This is the Too Many Trees newsletter, where I share what I’ve been writing and reading in the realm of leadership and personal development. My executive coaching practice is centered around the idea that we are more effective in moving towards our goals when we become more conscious and intentional in focusing our time and attention, and learn how our unconscious patterns are holding us back. If you know somebody that could benefit from my perspective, please forward this to them or let them know they can set up a free intro chat with me.

Notice your assumptions

March 24, 2024
For Global World Down Syndrome Day 2024, the following ad was created. I encourage you to click on it to watch the minute and a half video, because it is incredibly powerful.
What I particularly love about this message is that it's not just about Down Syndrome.

Assumptions become reality as a parent with your child, as a manager with your team, as a person with your partner, as a teacher with your students. We often impose limitations on others because of our own experiences without ever checking those assumptions.
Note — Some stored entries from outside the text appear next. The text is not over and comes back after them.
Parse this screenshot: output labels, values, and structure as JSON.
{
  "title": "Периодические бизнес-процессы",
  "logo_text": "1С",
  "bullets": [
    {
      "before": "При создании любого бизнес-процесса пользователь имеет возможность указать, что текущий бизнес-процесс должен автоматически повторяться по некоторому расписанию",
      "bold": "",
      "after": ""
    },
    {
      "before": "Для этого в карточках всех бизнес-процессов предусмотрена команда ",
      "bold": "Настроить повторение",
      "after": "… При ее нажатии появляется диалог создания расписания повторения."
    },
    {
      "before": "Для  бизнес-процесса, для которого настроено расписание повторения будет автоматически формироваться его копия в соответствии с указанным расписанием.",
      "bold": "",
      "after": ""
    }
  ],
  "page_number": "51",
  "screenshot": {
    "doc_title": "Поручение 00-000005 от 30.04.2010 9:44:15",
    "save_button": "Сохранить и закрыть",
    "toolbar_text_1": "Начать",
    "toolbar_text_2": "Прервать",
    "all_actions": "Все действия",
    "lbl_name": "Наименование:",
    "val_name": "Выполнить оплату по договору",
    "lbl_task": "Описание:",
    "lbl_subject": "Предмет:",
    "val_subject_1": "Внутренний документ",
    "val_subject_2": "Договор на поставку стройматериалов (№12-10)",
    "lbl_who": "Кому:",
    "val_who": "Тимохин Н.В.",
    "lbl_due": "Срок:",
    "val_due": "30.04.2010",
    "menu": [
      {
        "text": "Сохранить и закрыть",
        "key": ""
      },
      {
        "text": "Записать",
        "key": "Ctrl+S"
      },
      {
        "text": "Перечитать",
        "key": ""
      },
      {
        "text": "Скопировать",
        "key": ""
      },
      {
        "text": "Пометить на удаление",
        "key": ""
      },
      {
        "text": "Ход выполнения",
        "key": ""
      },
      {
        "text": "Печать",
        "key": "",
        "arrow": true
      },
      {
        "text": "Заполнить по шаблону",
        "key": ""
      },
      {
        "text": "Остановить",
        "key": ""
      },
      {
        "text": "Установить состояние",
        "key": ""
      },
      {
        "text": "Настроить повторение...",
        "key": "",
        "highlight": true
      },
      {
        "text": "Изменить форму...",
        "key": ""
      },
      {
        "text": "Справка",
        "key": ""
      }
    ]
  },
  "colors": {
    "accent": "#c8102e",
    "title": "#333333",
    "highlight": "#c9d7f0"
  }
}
What assumptions might you be making that lead to you not even giving somebody else (or yourself!) a chance to see if they can do it?
And now for the normal personal development content…

Self-promotion:
LinkedIn: These are ideas that have helped my clients (or myself), and that I share via LinkedIn to help a wider audience, and archive here.
  • Being matters more than doing. Rather than try to force an agenda on a situation, what happens if you are able to be with it as it is. If you can address your own anxiety or agitation, perhaps your resulting calm will create different possibilities.
  • Share your struggles to help address imposter syndrome. This was inspired by a discussion at the CMO Coffee Talk where most people felt imposter syndrome, but thought they were the only ones who felt that way. By sharing our stories, none of us have to feel as alone.
  • How you initially show up sets expectations going forward. When you enter a new situation, think about what expectations you are setting for others and whether you will want to keep acting that way in a year. If not, consider doing something different and/or making it clear that this is temporary.
  • Giving difficult feedback can be an act of caring. When somebody is struggling, it can feel like we should step back and just let them figure it out. But then they might wonder if anybody even notices or cares. Instead, let them know you see they are not delivering to their usual standards; perhaps you will discover what they're facing, and can offer them help.
A few links on the theme of assumptions becoming reality:
  • American Parenting vs. European Parenting. A couple with both a European parent and an American parent observed several differences in parenting styles, mostly along the theme that American parents assume that kids can't handle life, and European parents assume their kids can do more e.g. play by themselves, help with chores, eat a variety of foods. Those assumptions become reality!
  • How to be More Agentic, by Cate Hall. Taking responsibility to run one's own life can be painful: "radical agency is about finding real edges: things you are willing to do that others aren’t, often because they’re annoying or unpleasant." Hall lays out several strategies to increase one's agency, including court rejection, seek real feedback, assume everything is learnable, learn to love the moat of low status, and, surprisingly, don't work too hard.
  • The Laughing Heart, a poem by Charles Bukowski.
your life is your life
don’t let it be clubbed into dank submission.
be on the watch.
there are ways out.
there is light somewhere.
it may not be much light but
it beats the darkness.
be on the watch.
the gods will offer you chances.
know them.
take them.
you can’t beat death but
you can beat death in life, sometimes.
and the more often you learn to do it,
the more light there will be.
your life is your life.
know it while you have it.
you are marvelous
the gods wait to delight
in you.

Thanks for reading! See you in a couple weeks!
The smile of a man who just dropped his kid at ski school and has 2.5 hours to enjoy the fresh snow. I did 9 runs, mostly in the steep trees, and had a blast!